Thickness dependence of exchange anisotropy in NiFe/IrMn bilayers studied by Planar Hall Effect

• Published in: Journal of magnetism and magnetic materials Vol. 305; no. 2; pp. 432 - 435
• Main Authors: Thanh, N.T., Chun, M.G., Ha, N.D., Kim, K.Y., Kim, C.O., Kim, C.G.
• Format: Journal Article
• Language: English
• Published: Amsterdam Elsevier B.V 01.10.2006; Elsevier Science
• Subjects: AMR; Condensed matter: electronic structure, electrical, magnetic, and optical properties; Electronic structure and electrical properties of surfaces, interfaces, thin films and low-dimensional structures; Electronic transport in multilayers, nanoscale materials and structures; Exact sciences and technology; Exchange biased-coupling; Magnetic properties and materials; Magnetic properties of nanostructures; Physics; Planar Hall Effect; Planar Hall Effect; Exchange biased-coupling; AMR; Effective field approximation; Electrical conductivity; Nickel alloys; Magnetic field effects; Iridium alloys; Hall effect; Iron alloys; Nanostructures; Thin films; Thickness; Anisotropy; Size effect; Manganese alloys; Exchange interactions; Bilayers; Transition element alloys
• ISSN: 0304-8853
• DOI: 10.1016/j.jmmm.2006.01.228

Planar Hall Effect (PHE) in NiFe( t)/IrMn(10.0 nm) thin film structures has been experimentally investigated as a function of NiFe thickness in the range from 3 to 20 nm, under the applied magnetic field perpendicular to the easy axis.
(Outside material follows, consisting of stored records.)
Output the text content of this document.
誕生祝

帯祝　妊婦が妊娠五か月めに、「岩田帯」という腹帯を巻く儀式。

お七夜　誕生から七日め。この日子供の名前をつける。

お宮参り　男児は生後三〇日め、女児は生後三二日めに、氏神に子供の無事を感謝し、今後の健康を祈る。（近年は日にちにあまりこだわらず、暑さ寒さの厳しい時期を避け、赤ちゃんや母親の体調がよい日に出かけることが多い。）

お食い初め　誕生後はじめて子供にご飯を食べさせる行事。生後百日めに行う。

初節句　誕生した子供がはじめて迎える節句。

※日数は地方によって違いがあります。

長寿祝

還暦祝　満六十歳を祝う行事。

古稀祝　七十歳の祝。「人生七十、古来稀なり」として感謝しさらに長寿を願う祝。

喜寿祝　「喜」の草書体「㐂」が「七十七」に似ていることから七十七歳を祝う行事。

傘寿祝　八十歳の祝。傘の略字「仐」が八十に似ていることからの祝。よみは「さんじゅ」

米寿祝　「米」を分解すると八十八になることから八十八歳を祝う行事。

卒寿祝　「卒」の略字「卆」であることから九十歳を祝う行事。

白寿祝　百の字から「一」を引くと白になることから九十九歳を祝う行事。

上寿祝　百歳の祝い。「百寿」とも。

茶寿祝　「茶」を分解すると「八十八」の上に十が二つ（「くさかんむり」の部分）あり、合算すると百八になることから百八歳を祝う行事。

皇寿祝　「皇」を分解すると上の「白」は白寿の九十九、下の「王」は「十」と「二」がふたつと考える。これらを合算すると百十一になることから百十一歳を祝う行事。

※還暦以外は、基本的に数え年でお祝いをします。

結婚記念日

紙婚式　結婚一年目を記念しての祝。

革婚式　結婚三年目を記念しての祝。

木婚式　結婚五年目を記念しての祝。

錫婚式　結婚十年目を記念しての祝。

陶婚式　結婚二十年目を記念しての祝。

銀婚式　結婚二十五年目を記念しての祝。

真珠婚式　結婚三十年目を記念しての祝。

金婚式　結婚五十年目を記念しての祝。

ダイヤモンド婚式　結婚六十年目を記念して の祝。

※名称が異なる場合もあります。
The PHE voltage change and its field sensitivity increase with NiFe thickness, but the field interval of two voltage maxima decreases with the thickness. There are good agreements between measured and calculated PHE voltage profiles, where the parameters of exchange-biased and effective anisotropy fields have been characterized to decrease with NiFe thickness. However, an anisotropic resistivity change increases as the NiFe thickness increases. These analyses suggest that PHE is the effective method, inferred to single domain, to determine the electrical and magnetic parameters in magnetic devices.